L’archeologia religiosa

“L’uomo, anelito all’infinito” ci invita ad ascoltare ciò che la religione vuol dirci, scoprendo che essa è capace di affermarsi adeguatamente attraverso vestigia antiche, non nella veste idealizzata dei concetti, ma nelle varie sembianze storiche che l’hanno determinata. Si scopre allora il volto puro dei suoi credenti, il volto libero dai condizionamenti ideologici. Il testo, attraverso l’archeologia religiosa, prende in esame innanzitutto il periodo della cultura arcaica, mostrando come a questo livello la religione si presenta in modo semplice, nel suo aspetto più spontaneo e naturale, che nel divenire storico diventa pian piano più elaborato e complesso.
La religione è stata per le culture primitive come un universo simbolico, ha svolto la funzione mitologica di risposta ai grandi interrogativi dell’uomo, il mezzo concreto con il quale le cose hanno acquistato per la prima volta un senso globale.

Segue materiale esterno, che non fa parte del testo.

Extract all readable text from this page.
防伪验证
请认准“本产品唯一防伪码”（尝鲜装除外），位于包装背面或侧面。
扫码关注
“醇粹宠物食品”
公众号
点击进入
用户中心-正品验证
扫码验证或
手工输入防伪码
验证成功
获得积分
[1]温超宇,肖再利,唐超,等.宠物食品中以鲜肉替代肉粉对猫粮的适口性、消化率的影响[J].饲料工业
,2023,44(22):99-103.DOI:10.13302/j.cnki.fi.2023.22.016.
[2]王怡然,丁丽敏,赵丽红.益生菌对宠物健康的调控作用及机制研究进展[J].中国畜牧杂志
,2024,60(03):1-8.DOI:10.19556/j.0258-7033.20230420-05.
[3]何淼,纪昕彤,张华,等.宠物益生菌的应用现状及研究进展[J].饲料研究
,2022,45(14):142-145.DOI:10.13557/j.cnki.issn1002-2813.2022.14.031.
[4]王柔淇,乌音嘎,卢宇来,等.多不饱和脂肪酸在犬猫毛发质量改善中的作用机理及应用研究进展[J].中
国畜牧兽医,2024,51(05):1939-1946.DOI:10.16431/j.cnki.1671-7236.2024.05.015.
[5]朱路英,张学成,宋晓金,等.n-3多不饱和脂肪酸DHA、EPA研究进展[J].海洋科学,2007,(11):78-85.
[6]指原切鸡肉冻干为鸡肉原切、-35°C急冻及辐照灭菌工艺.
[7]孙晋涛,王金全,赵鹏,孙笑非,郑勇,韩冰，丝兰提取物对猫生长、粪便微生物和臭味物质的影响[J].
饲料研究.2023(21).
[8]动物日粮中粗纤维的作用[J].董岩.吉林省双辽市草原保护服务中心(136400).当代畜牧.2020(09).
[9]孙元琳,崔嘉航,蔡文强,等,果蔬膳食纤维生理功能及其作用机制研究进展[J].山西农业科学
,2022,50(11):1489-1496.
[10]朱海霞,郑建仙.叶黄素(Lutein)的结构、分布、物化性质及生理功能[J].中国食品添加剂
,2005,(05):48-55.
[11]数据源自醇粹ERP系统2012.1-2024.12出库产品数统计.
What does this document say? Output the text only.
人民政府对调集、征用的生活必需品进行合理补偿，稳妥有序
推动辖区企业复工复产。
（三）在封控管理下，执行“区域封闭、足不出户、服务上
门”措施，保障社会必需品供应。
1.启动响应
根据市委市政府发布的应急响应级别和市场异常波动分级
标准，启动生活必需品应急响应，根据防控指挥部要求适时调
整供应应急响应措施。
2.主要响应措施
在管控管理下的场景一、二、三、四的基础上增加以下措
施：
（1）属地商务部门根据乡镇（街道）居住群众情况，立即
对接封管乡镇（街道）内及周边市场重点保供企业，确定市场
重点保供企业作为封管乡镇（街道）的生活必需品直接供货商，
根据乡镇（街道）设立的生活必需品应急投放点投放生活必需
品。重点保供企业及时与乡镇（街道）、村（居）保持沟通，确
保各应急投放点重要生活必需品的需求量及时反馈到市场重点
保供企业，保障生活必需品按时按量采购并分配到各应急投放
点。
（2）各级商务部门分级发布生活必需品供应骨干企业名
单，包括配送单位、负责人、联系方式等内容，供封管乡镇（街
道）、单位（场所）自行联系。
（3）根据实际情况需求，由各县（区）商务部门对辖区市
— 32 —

Successivamente ha consentito l’elaborazione dei vissuti, innanzitutto l’elaborazione del dolore e della morte. Risulta inoltre che la religione è un fatto esclusivamente umano, poiché solo l’uomo pone le questioni riguardanti il senso delle cose; e, inversamente, non si dà uomo senza religione. La religione è quindi non solo un fatto umano, ma pure universale.
La particolarità dei soggetti (graffiti, steli, lapidi o reperti archeologici), di cui il volume si avvale, ci racconta la fenomenologia dei luoghi e dei tempi di un’umanità sempre accompagnata e sostenuta da un anelito che la pone in avanti, in uno slancio verso l’Oltre, mentre, attraverso un lento e faticoso cammino, lascia orme indelebili.

Conclusioni

Il testo si conclude appurando come la dimensione religiosa e la tendenza umana verso l’Alto e verso l’Altro da sé, costituisca una dimensione essenziale dell’uomo, rintracciabile dalla preistoria e visibile in tutte le tappe della storia umana.

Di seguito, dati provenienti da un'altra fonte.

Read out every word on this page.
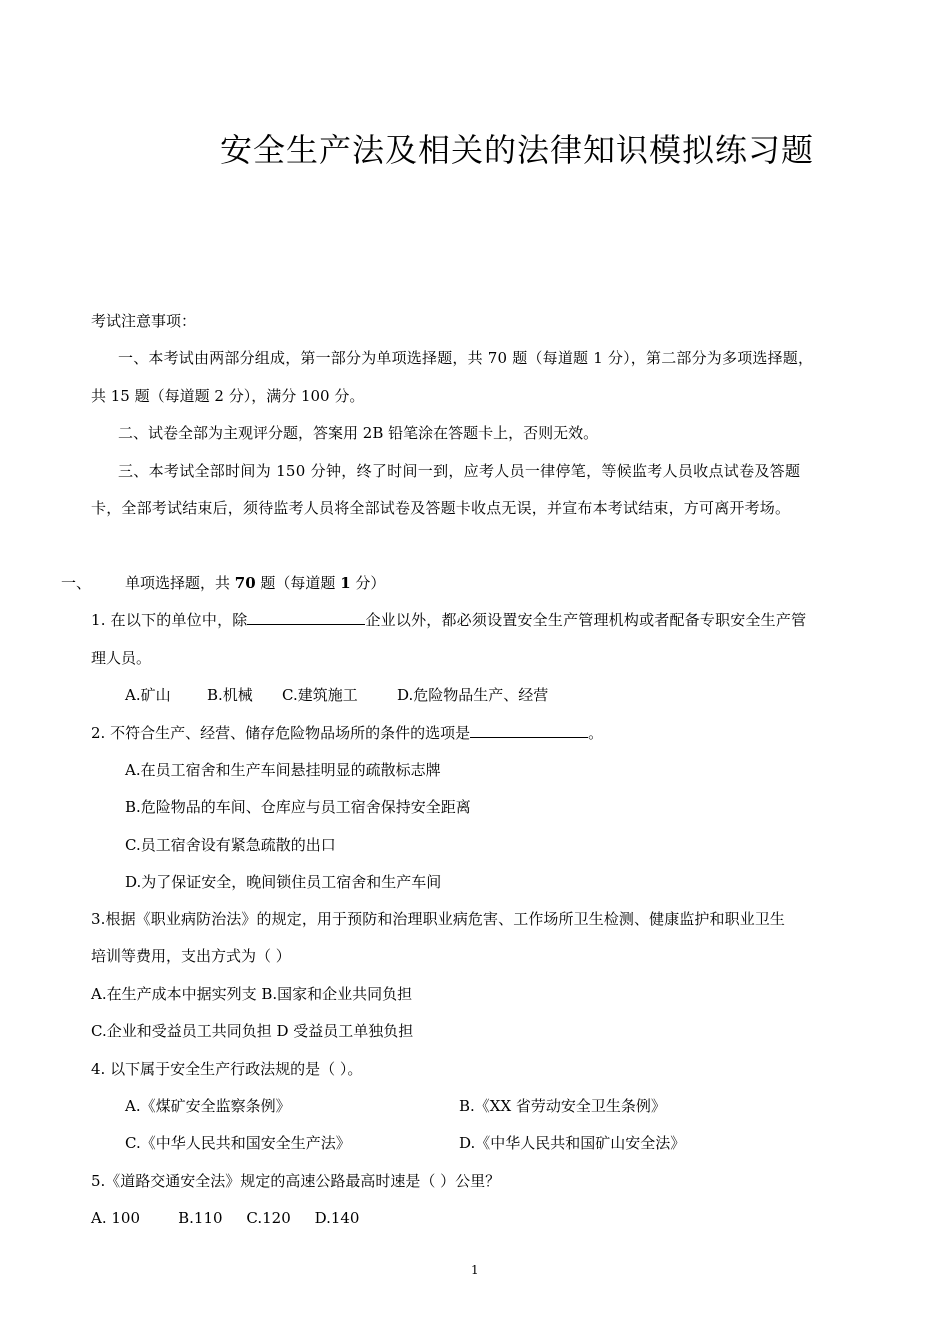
安全生产法及相关的法律知识模拟练习题
考试注意事项：
一、本考试由两部分组成，第一部分为单项选择题，共 70 题（每道题 1 分），第二部分为多项选择题，
共 15 题（每道题 2 分），满分 100 分。
二、试卷全部为主观评分题，答案用 2B 铅笔涂在答题卡上，否则无效。
三、本考试全部时间为 150 分钟，终了时间一到，应考人员一律停笔，等候监考人员收点试卷及答题
卡，全部考试结束后，须待监考人员将全部试卷及答题卡收点无误，并宣布本考试结束，方可离开考场。
一、 单项选择题，共 70 题（每道题 1 分）
1. 在以下的单位中，除	企业以外，都必须设置安全生产管理机构或者配备专职安全生产管
理人员。
A.矿山 B.机械 C.建筑施工	D.危险物品生产、经营
2. 不符合生产、经营、储存危险物品场所的条件的选项是	。
A.在员工宿舍和生产车间悬挂明显的疏散标志牌
B.危险物品的车间、仓库应与员工宿舍保持安全距离
C.员工宿舍设有紧急疏散的出口
D.为了保证安全，晚间锁住员工宿舍和生产车间
3.根据《职业病防治法》的规定，用于预防和治理职业病危害、工作场所卫生检测、健康监护和职业卫生
培训等费用，支出方式为（ ）
A.在生产成本中据实列支 B.国家和企业共同负担
C.企业和受益员工共同负担 D 受益员工单独负担
4. 以下属于安全生产行政法规的是（ ）。
A.《煤矿安全监察条例》	B.《XX 省劳动安全卫生条例》
C.《中华人民共和国安全生产法》	D.《中华人民共和国矿山安全法》
5.《道路交通安全法》规定的高速公路最高时速是（ ）公里？
A. 100        B.110     C.120     D.140
1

Questa dimensione assume, però, la sua completezza nella religione cristiana, dove riveste pienamente un carattere relazionale e salvifico e diviene “sacro sostanziale”. Lo afferma Congar nel suo testo “La storia comparata delle religioni e l’ermeneutica”.
L’uomo ha lasciato tracce di sé da sempre, mostrando così il suo bisogno di comunicare; queste impronte sono spesso dei grandi solchi resistenti alle intemperie. Segnate dal forte carattere dello spirito (in contrapposizione al carattere della bestia), si distinguono dal resto della creazione e si avvicinano al Creatore che le rende pienamente umane.